The reason this is being discussed is that both sides want more equity within division races. The thought is that it is unfair for six teams in the National League Central to compete for a title while the American League West has four teams.
Realignment ideas range from blowing up both leagues as we know them and creating new divisions to moving one NL team to the AL.
For example, Arizona or San Diego could move to the AL West. You could move Pittsburgh to the AL Central and Kansas City to the AL West.
There are plenty of plans and obstacles. The three biggest are scheduling, the DH and how many teams go to the postseason.
Commissioner Bud Selig wants to expand postseason teams from eight to 10, but will that lead to a neutral-site World Series given that, without a shorter season, the World Series would be played in November?
What about the DH? The union isn't going to give it up, and teams can't be playing with two sets of rules for an entire season. It wouldn't be fair, say, for the Boston Red Sox to have DH David Ortiz out of the lineup for 10-14 games a month.

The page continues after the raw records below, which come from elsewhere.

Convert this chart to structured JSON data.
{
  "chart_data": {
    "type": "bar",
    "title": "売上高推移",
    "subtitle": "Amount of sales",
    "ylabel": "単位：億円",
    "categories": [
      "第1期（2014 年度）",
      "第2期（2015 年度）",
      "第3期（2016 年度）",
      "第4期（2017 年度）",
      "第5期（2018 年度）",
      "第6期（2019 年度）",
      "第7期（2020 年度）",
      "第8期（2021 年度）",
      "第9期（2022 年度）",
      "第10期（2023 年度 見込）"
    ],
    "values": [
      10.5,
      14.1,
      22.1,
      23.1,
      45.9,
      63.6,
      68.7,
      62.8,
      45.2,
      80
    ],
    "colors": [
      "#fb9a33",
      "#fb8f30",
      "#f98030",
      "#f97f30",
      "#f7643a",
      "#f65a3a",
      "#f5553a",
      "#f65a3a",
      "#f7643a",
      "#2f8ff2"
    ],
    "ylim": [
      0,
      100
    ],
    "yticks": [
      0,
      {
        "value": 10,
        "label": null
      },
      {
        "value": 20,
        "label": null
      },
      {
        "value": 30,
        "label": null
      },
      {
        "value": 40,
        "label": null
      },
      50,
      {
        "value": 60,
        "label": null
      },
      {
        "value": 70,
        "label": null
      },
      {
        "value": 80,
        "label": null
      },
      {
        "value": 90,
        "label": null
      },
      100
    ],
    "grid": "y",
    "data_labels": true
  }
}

While there are plenty of plans, there is one, by Tom Davis, my colleague on the Mid-Atlantic Sports Report, that makes sense.
Davis has been studying realignment for years. He suggests five six-team divisions that could be created to promote natural rivals while allowing teams to play within their own time zone.
Davis' format would have five division winners and five wild-card teams in the postseason. The wild cards would have the best winning percentages no matter what division they are in.
"Baseball would have five wild-card teams from 25 teams as opposed to two wild cards from 26 teams,'' Davis says.
Here's the breakdown:
Mariners, A's, Giants, Dodgers, Angels, Padres.
D-backs, Rockies, Rangers, Astros, Cardinals, Royals.
Twins, Brewers, Cubs, White Sox, Blue Jays, Tigers.
Mets, Pirates, Phillies, Braves, Rays, Marlins.
Orioles, Nationals, Yankees, Red Sox, Reds, Indians.
Davis' plan would seed 10 teams for the postseason with four rounds. The first round would be best-of-three and the second round best-of-five. The final two rounds would each be best-of-seven.
The format would have teams play 90 games within the division, 72 outside the division. He would make Monday a day off and arrange the schedule so that teams play home and road games every other week.
What are your thoughts? Have any other realignment ideas you feel strongly about?